Ici s'arrête notre description de l'Arcadie.

5. Polybe dit quelque part que la distance entre le cap Malées au S. et le cours de l'Ister au N. est de 10 000 stades environ. Mais Artémidore rectifie ce calcul, et, suivant nous, avec toute apparence de raison. Il compte d'abord depuis Malées jusqu'à Aegium par terre un trajet de 1400 stades ; puis d'Aegium [à Cirrha une traversée] de 200 stades ; un nouveau trajet de 500 stades jusqu'à [Thaumaci] en passant par Héraclée ; 340 stades ensuite jusqu'à Larisse et au Pénée ; puis, par [Tempé jusqu'aux] bouches du [Pénée], 240 stades ; 660 stades enèore [jusqu'à Thessa]lonique et enfin de Thessalonique [à l'Ister en passant par Idom]éné, par Stobi et le pays des Dardaniens 3200 stades ; soit en tout 6500 stades pour la distance du cap Malées à l'Ister.

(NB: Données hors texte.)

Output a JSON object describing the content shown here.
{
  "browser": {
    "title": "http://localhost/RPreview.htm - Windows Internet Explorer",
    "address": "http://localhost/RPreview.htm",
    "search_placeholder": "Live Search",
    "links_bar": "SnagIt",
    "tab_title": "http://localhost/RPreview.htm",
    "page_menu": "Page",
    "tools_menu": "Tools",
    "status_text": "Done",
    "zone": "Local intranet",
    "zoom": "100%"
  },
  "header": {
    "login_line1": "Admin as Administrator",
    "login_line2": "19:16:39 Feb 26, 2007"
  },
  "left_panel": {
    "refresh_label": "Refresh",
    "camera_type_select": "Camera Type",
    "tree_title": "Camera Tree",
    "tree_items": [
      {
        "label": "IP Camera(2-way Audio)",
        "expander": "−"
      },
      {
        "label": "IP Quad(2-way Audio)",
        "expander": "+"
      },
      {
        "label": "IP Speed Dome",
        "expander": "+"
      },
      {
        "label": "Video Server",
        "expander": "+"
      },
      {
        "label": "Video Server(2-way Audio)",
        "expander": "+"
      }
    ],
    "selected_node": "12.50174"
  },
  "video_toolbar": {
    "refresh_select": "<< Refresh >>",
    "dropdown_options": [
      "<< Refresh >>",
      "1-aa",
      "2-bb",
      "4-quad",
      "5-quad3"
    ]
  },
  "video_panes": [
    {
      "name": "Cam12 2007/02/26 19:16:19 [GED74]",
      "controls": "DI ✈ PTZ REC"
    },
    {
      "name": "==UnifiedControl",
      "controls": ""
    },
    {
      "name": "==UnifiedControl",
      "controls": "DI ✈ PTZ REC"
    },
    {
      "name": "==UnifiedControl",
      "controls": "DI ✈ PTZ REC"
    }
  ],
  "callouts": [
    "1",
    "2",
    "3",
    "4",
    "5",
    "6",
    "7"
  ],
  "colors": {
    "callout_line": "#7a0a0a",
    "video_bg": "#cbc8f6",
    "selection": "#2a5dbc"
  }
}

Ce qui a causé l'erreur de Polybe, c'est qu'il n'a pas pris pour base de son calcul la voie la plus courte, mais le premier itinéraire venu d'un général marchant à la tête de son armée.

Il ne sera peut-être pas hors de propos d'ajouter à ce qui précède, telle que nous la donne Ephore, la liste des différents chefs par qui furent fondés, après le retour des Héraclides, les principaux Etats du Péloponnèse. Corinthe le fut par Alétès, Sicyone par Phalcès, l'Achaïe par Tisomène, l'Elide par Oxylus, Messène par Cresphonte, Lacédémone par Eurysthène et Proclès, Argos par Téménus [et Cissus], l'Attique enfin par Agaeus et Déiphonte.